Getting old is also a choice.

The closest one. I’m not going to yell across the train to the pregnant woman to take my seat when a person on crutches is right next to me.

If you’re saying they’re all equidistant to me, then I’d simply stand up and say “why don’t one of you take my seat, please” and let them decide.

Now I’m going to get into trouble for not being polite to the “right” person? Geez Louise people are getting sensitive.

It was drilled into me by my dad a long time ago that you do things to be polite (or a gentleman) because of who YOU are, NOT because of who THEY are. i.e. “I hold a door open for you because I’m a gentleman, not because you’re a woman.”

So as it relates to the OP, I will stand and offer my seat because I want to be polite. <-- This; as opposed to I’m offering my seat because you’re a pregnant woman, old person, hobbled person.

Do you offer your seat to everyone – young or old, male or female, healthy or not?

I’m an old guy, so why would I give it to another old guy. If he’s a lot older than I am, at least he’s used to being an old guy, and has learned not to fall down on a train. And if preggo is so far into her gestation period that it obviously shows, she’s had time to acclimate herself to tiding on a train. So the seat goes to Gimpy, who may have very recently gotten his crutches, and will have the worst time on the train. Unless he’s wearing steel leg braces, which puts him in the same category as the other two . . . and I keep the seat.

Or:

Give it to the one on crutches. Then the old guy can sit on his lap, and Ms Preggo can sit on his lap.

You win the thread.

-MMM-

The trains and buses I’ve ridden have a section set aside for disabled/elderly people to get priority seating. Assuming that I’m not sitting there (and I usually don’t), I’d expect whoever was sitting there to volunteer their seat first.

I have.

Ok, it was the seventies, but lessons like that are hard to forget.
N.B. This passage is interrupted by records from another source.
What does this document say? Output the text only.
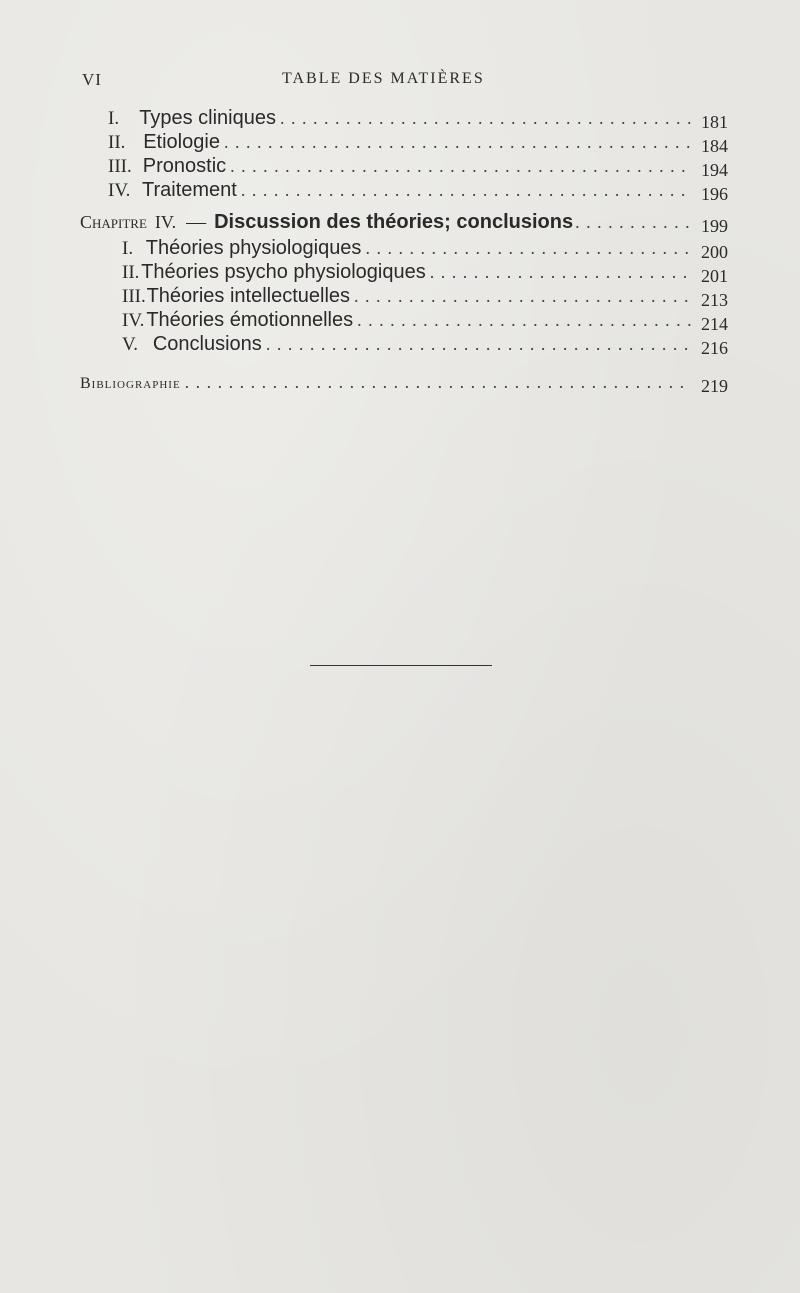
VI	TABLE DES MATIÈRES
I.	Types cliniques . . .	181
II. Etiologie . . .	184
III. Pronostic . . .	194
IV. Traitement . . .	196
Chapitre IV. — Discussion des théories; conclusions . . .	199
I. Théories physiologiques . . .	200
II. Théories psycho physiologiques . . .	201
III. Théories intellectuelles . . .	213
IV. Théories émotionnelles . . .	214
V. Conclusions . . .	216
Bibliographie . . .	219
My experience on public transit in the bay area is that when someone who looks like they need one of the seats in the front boards, and all the front seats are all taken, the people sitting look around and the healthiest looking one(s) get up and move back or just stand. So 3 people who need to sit get on, I and 2 others stand up and move. If all the front seats are taken by people who need them, then the next row of people are up for moving. I have rarely seen this be an issue, although sometimes it takes a few seconds to decide who is gonna move.

It is nice to be able to get up and move, so it is just the cost of being healthy. That will get paid back when I am old and/or not so healthy. Usually though, the train/bus is only packed for a few stops and then every one can sit down, so it is no big deal.

I would cut my seat into thirds and offer each person a third of my seat. The two who agree this is a good idea will end up getting nothing from me, while the one who willingly gives up their third so that the seat will not be split up will get the whole seat. For only the person who truly needs the seat the most would rather give up their claim to a part of it than see it split asunder.

I would destroy the seat and the claimants and let god sort it out.

Yeah, obviously. It’s not like you ever actually go to the person and tell them to take your seat. You just get up, and maybe make an “ahem” to give people a chance to notice if they are looking away.

Or you get up after giving them a chance to make eye contact, but that’s once again not based on me making the decision.